Figure 9.

Role of IBRDC2 in the regulation of apoptosis. (A) IBRDC2 RNAi and Control RNAi cells were treated with 1 μM STS or 10 μM ActD for 3 h and 6 h and analysed with western blot for PARP cleavage, caspase-3 and caspase-9 activation, IBRDC2 and GAPDH (loading control). ‘N' refers to full-length proteins, ‘P' processed proteins. (B) Quantification of PARP cleavage in IBRDC2 RNAi versus Control RNAi cells. Western blots were scanned and intensities of cleaved PARP bends were quantified using ImageJ software.

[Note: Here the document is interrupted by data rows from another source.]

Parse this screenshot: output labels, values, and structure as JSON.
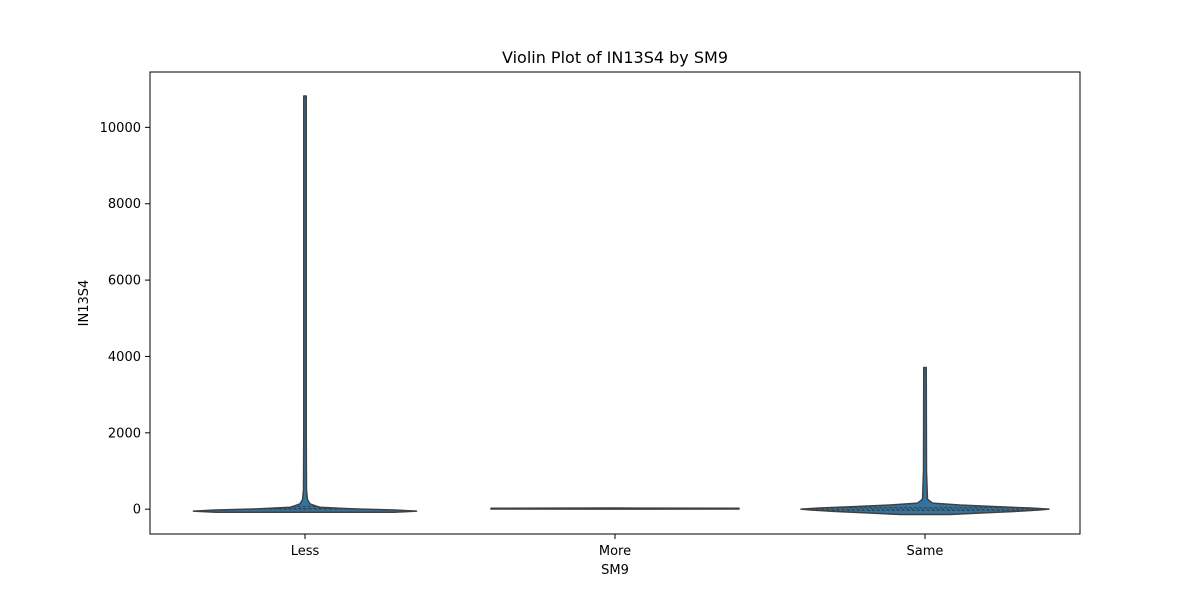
{
  "chart_data": {
    "type": "violin",
    "title": "Violin Plot of IN13S4 by SM9",
    "xlabel": "SM9",
    "ylabel": "IN13S4",
    "categories": [
      "Less",
      "More",
      "Same"
    ],
    "ylim": [
      -650,
      11450
    ],
    "yticks": [
      0,
      2000,
      4000,
      6000,
      8000,
      10000
    ],
    "ytick_labels": [
      "0",
      "2000",
      "4000",
      "6000",
      "8000",
      "10000"
    ],
    "fill_color": "#3274a1",
    "line_color": "#404040",
    "grid": false,
    "violins": [
      {
        "category": "Less",
        "min": -80,
        "max": 10820,
        "profile": [
          [
            -80,
            0.72
          ],
          [
            -50,
            0.9
          ],
          [
            -20,
            0.72
          ],
          [
            0,
            0.45
          ],
          [
            20,
            0.3
          ],
          [
            50,
            0.12
          ],
          [
            90,
            0.08
          ],
          [
            140,
            0.04
          ],
          [
            250,
            0.02
          ],
          [
            500,
            0.012
          ],
          [
            2000,
            0.01
          ],
          [
            10820,
            0.01
          ]
        ],
        "quartile_lines": [
          0,
          20,
          70
        ]
      },
      {
        "category": "More",
        "min": 0,
        "max": 30,
        "profile": [
          [
            0,
            0.0
          ],
          [
            5,
            1.0
          ],
          [
            15,
            1.0
          ],
          [
            25,
            1.0
          ],
          [
            30,
            0.0
          ]
        ],
        "quartile_lines": []
      },
      {
        "category": "Same",
        "min": -140,
        "max": 3710,
        "profile": [
          [
            -140,
            0.2
          ],
          [
            -100,
            0.45
          ],
          [
            -60,
            0.72
          ],
          [
            -20,
            0.92
          ],
          [
            0,
            1.0
          ],
          [
            30,
            0.85
          ],
          [
            70,
            0.55
          ],
          [
            110,
            0.28
          ],
          [
            160,
            0.06
          ],
          [
            260,
            0.02
          ],
          [
            1000,
            0.012
          ],
          [
            3710,
            0.01
          ]
        ],
        "quartile_lines": [
          -30,
          0,
          40
        ]
      }
    ]
  }
}
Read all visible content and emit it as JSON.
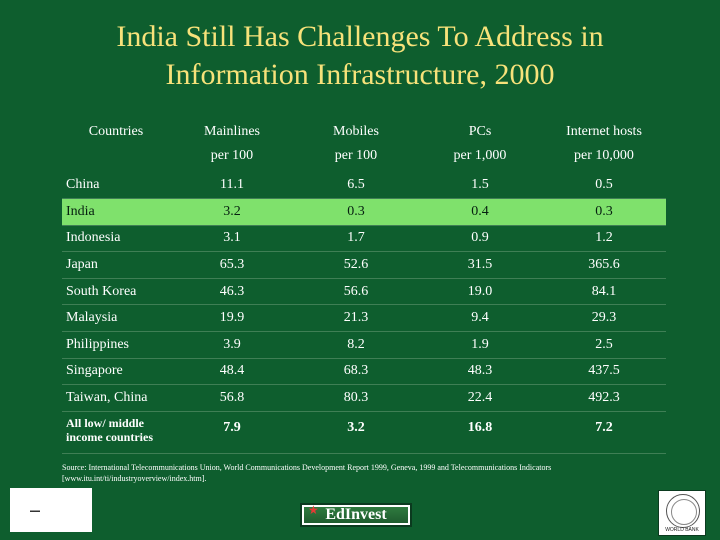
{
  "title": {
    "line1": "India Still Has Challenges To Address in",
    "line2": "Information Infrastructure, 2000"
  },
  "table": {
    "headers": [
      {
        "line1": "Countries",
        "line2": ""
      },
      {
        "line1": "Mainlines",
        "line2": "per 100"
      },
      {
        "line1": "Mobiles",
        "line2": "per 100"
      },
      {
        "line1": "PCs",
        "line2": "per 1,000"
      },
      {
        "line1": "Internet hosts",
        "line2": "per 10,000"
      }
    ],
    "rows": [
      {
        "country": "China",
        "values": [
          "11.1",
          "6.5",
          "1.5",
          "0.5"
        ]
      },
      {
        "country": "India",
        "values": [
          "3.2",
          "0.3",
          "0.4",
          "0.3"
        ]
      },
      {
        "country": "Indonesia",
        "values": [
          "3.1",
          "1.7",
          "0.9",
          "1.2"
        ]
      },
      {
        "country": "Japan",
        "values": [
          "65.3",
          "52.6",
          "31.5",
          "365.6"
        ]
      },
      {
        "country": "South Korea",
        "values": [
          "46.3",
          "56.6",
          "19.0",
          "84.1"
        ]
      },
      {
        "country": "Malaysia",
        "values": [
          "19.9",
          "21.3",
          "9.4",
          "29.3"
        ]
      },
      {
        "country": "Philippines",
        "values": [
          "3.9",
          "8.2",
          "1.9",
          "2.5"
        ]
      },
      {
        "country": "Singapore",
        "values": [
          "48.4",
          "68.3",
          "48.3",
          "437.5"
        ]
      },
      {
        "country": "Taiwan, China",
        "values": [
          "56.8",
          "80.3",
          "22.4",
          "492.3"
        ]
      },
      {
        "country_line1": "All low/ middle",
        "country_line2": "income countries",
        "values": [
          "7.9",
          "3.2",
          "16.8",
          "7.2"
        ]
      }
    ],
    "highlight_color": "#7fe16c"
  },
  "source": {
    "line1": "Source: International Telecommunications Union, World Communications Development Report 1999, Geneva, 1999 and Telecommunications Indicators",
    "line2": "[www.itu.int/ti/industryoverview/index.htm]."
  },
  "logos": {
    "edinvest": "EdInvest",
    "worldbank": "WORLD BANK"
  },
  "colors": {
    "background": "#0e5e2e",
    "title": "#f7e27a"
  }
}
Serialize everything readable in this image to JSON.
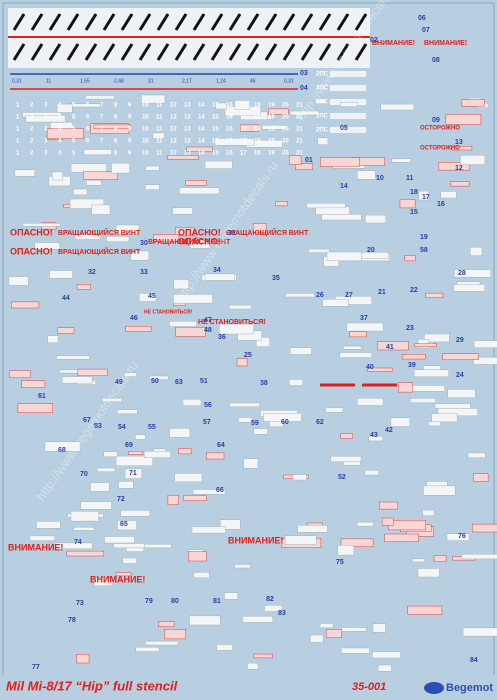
{
  "sheet": {
    "title": "Mil Mi-8/17 “Hip” full stencil",
    "code": "35-001",
    "brand": "Begemot",
    "watermark": "http://www.begemotdecals.ru",
    "digits": [
      "1",
      "2",
      "3",
      "4",
      "5",
      "6",
      "7",
      "8",
      "9",
      "10",
      "11",
      "12",
      "13",
      "14",
      "15",
      "16",
      "17",
      "18",
      "19",
      "20",
      "21"
    ],
    "ruler_marks": [
      "0,31",
      "11",
      "1,55",
      "2,48",
      "31",
      "2,17",
      "1,24",
      "46",
      "0,31"
    ],
    "serials": [
      "2ПС",
      "2ПС",
      "2ПС",
      "2ПС",
      "2ПС"
    ],
    "warnings": {
      "danger": "ОПАСНО!",
      "rotor": "ВРАЩАЮЩИЙСЯ ВИНТ",
      "attention": "ВНИМАНИЕ!",
      "no_step": "НЕ СТАНОВИТЬСЯ!",
      "caution": "ОСТОРОЖНО"
    },
    "labels": [
      "01",
      "02",
      "03",
      "04",
      "05",
      "06",
      "07",
      "08",
      "09",
      "10",
      "11",
      "12",
      "13",
      "14",
      "15",
      "16",
      "17",
      "18",
      "19",
      "20",
      "21",
      "22",
      "23",
      "24",
      "25",
      "26",
      "27",
      "28",
      "29",
      "30",
      "31",
      "32",
      "33",
      "34",
      "35",
      "36",
      "37",
      "38",
      "39",
      "40",
      "41",
      "42",
      "43",
      "44",
      "45",
      "46",
      "47",
      "48",
      "49",
      "50",
      "51",
      "52",
      "53",
      "54",
      "55",
      "56",
      "57",
      "58",
      "59",
      "60",
      "61",
      "62",
      "63",
      "64",
      "65",
      "66",
      "67",
      "68",
      "69",
      "70",
      "71",
      "72",
      "73",
      "74",
      "75",
      "76",
      "77",
      "78",
      "79",
      "80",
      "81",
      "82",
      "83",
      "84"
    ]
  }
}
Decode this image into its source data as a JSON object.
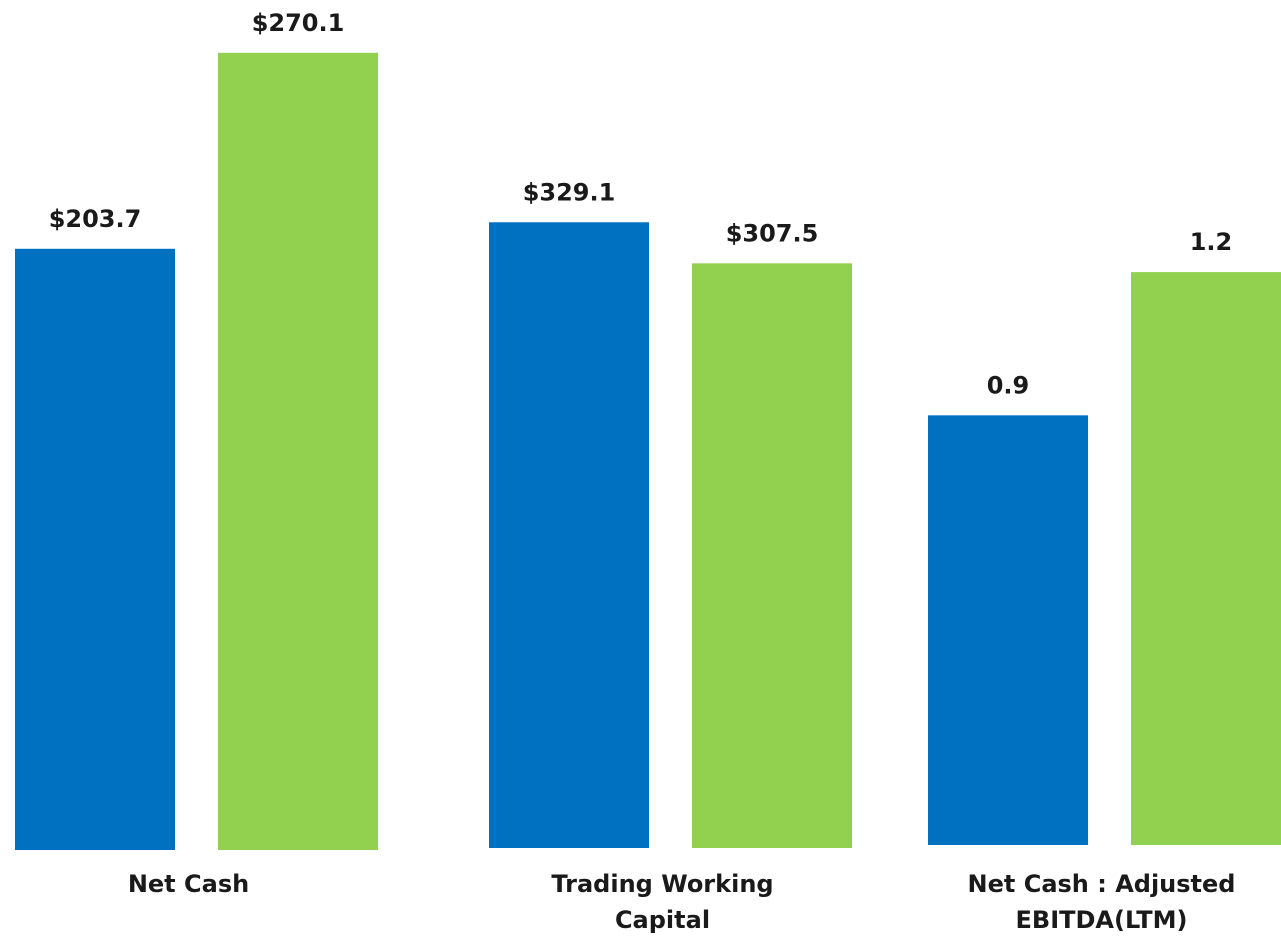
{
  "chart_data": [
    {
      "type": "bar",
      "categories": [
        "Net Cash"
      ],
      "ylim": [
        0,
        288
      ],
      "series": [
        {
          "color": "#0070c0",
          "values": [
            203.7
          ],
          "value_labels": [
            "$203.7"
          ]
        },
        {
          "color": "#92d050",
          "values": [
            270.1
          ],
          "value_labels": [
            "$270.1"
          ]
        }
      ]
    },
    {
      "type": "bar",
      "categories": [
        "Trading Working Capital"
      ],
      "ylim": [
        0,
        446
      ],
      "series": [
        {
          "color": "#0070c0",
          "values": [
            329.1
          ],
          "value_labels": [
            "$329.1"
          ]
        },
        {
          "color": "#92d050",
          "values": [
            307.5
          ],
          "value_labels": [
            "$307.5"
          ]
        }
      ]
    },
    {
      "type": "bar",
      "categories": [
        "Net Cash : Adjusted EBITDA(LTM)"
      ],
      "ylim": [
        0,
        1.77
      ],
      "series": [
        {
          "color": "#0070c0",
          "values": [
            0.9
          ]
        },
        {
          "color": "#92d050",
          "values": [
            1.2
          ]
        }
      ]
    }
  ]
}
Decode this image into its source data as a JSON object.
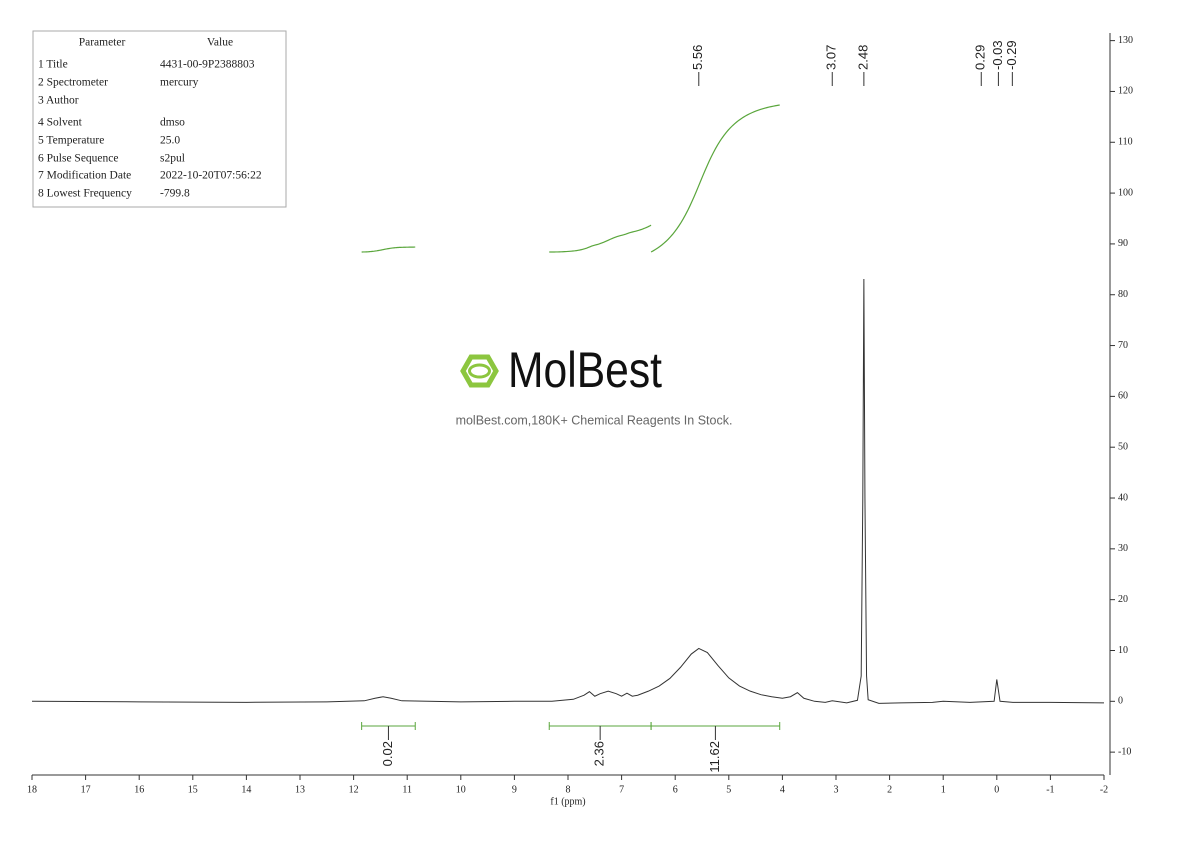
{
  "chart_data": {
    "type": "line",
    "x_label": "f1 (ppm)",
    "xlim": [
      18,
      -2
    ],
    "xticks": [
      18,
      17,
      16,
      15,
      14,
      13,
      12,
      11,
      10,
      9,
      8,
      7,
      6,
      5,
      4,
      3,
      2,
      1,
      0,
      -1,
      -2
    ],
    "ylim": [
      -14.5,
      131.5
    ],
    "yticks": [
      -10,
      0,
      10,
      20,
      30,
      40,
      50,
      60,
      70,
      80,
      90,
      100,
      110,
      120,
      130
    ],
    "series": [
      {
        "color": "#333333",
        "x": [
          18,
          16,
          14,
          12.5,
          11.8,
          11.6,
          11.45,
          11.3,
          11.1,
          10,
          9,
          8.3,
          7.9,
          7.7,
          7.6,
          7.5,
          7.4,
          7.25,
          7.1,
          7.0,
          6.9,
          6.8,
          6.7,
          6.5,
          6.3,
          6.1,
          5.9,
          5.7,
          5.56,
          5.4,
          5.2,
          5.0,
          4.8,
          4.6,
          4.4,
          4.2,
          4.0,
          3.85,
          3.72,
          3.6,
          3.4,
          3.2,
          3.07,
          2.8,
          2.6,
          2.53,
          2.5,
          2.48,
          2.46,
          2.43,
          2.4,
          2.2,
          1.8,
          1.2,
          1.0,
          0.5,
          0.05,
          0.0,
          -0.06,
          -0.3,
          -1,
          -2
        ],
        "values": [
          0,
          -0.1,
          -0.2,
          -0.1,
          0.1,
          0.6,
          0.9,
          0.6,
          0.1,
          -0.1,
          0,
          0,
          0.4,
          1.2,
          1.9,
          1.0,
          1.5,
          2.0,
          1.5,
          1.0,
          1.6,
          1.0,
          1.2,
          2.0,
          3.0,
          4.5,
          6.7,
          9.3,
          10.4,
          9.6,
          7.0,
          4.6,
          3.0,
          2.0,
          1.3,
          0.9,
          0.6,
          0.9,
          1.7,
          0.6,
          0,
          -0.2,
          0.1,
          -0.3,
          0.2,
          5,
          40,
          83.1,
          40,
          5,
          0.3,
          -0.4,
          -0.3,
          -0.2,
          0,
          -0.2,
          0,
          4.3,
          0,
          -0.2,
          -0.2,
          -0.3
        ]
      }
    ],
    "peak_labels": [
      5.56,
      3.07,
      2.48,
      0.29,
      -0.03,
      -0.29
    ],
    "integrals": [
      {
        "from": 11.85,
        "to": 10.85,
        "value": 0.02
      },
      {
        "from": 8.35,
        "to": 6.45,
        "value": 2.36
      },
      {
        "from": 6.45,
        "to": 4.05,
        "value": 11.62
      }
    ],
    "integral_color": "#5aa63c"
  },
  "parameter_table": {
    "header": [
      "Parameter",
      "Value"
    ],
    "rows": [
      [
        "1 Title",
        "4431-00-9P2388803"
      ],
      [
        "2 Spectrometer",
        "mercury"
      ],
      [
        "3 Author"
      ],
      [
        "4 Solvent",
        "dmso"
      ],
      [
        "5 Temperature",
        "25.0"
      ],
      [
        "6 Pulse Sequence",
        "s2pul"
      ],
      [
        "7 Modification Date",
        "2022-10-20T07:56:22"
      ],
      [
        "8 Lowest Frequency",
        "-799.8"
      ]
    ]
  },
  "watermark": {
    "brand": "MolBest",
    "tagline": "molBest.com,180K+ Chemical Reagents In Stock."
  }
}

The data were normalized with cleaved PARP in Control RNAi taken as 1.0 in each analysed sample (n=3). (C) Untreated IBRDC2 RNAi (blue lines; two bottom panels) and Control RNAi (blue lines; two top panels), and cells treated with ActD (black lines) and STS (black lines) for 5 h were incubated for 1 h with caspase-3- and caspase-7-specific FLICA reagent and then analysed with FACS. Red line indicates the border between FLICA-negative and FLICA-positive cells. (D) IBRDC2 RNAi cells and Control RNAi cells were treated as in A and analysed with western blot for changes in protein levels of Mcl-1 and p53. (E) Control vector transfected WT and Bax^−/− HCT116 cells were treated with 10 μM ActD or 1 μM STS for 10 h, followed by western blot with antibodies indicated in the figure. (F) IBRDC2 RNAi WT or Bax^−/− HCT116 cells and Control RNAi WT or Bax^−/− HCT116 cells were treated with 1 μM STS or 10 μM ActD for 3 h and 6 h and analysed for PARP processing. To confirm the RNAi efficiency in HCT116 cells, the same membranes were also stained with anti-IBRDC2 mAb, anti-Bax mAb and anti-Tom20 polyclonal antibody (loading control).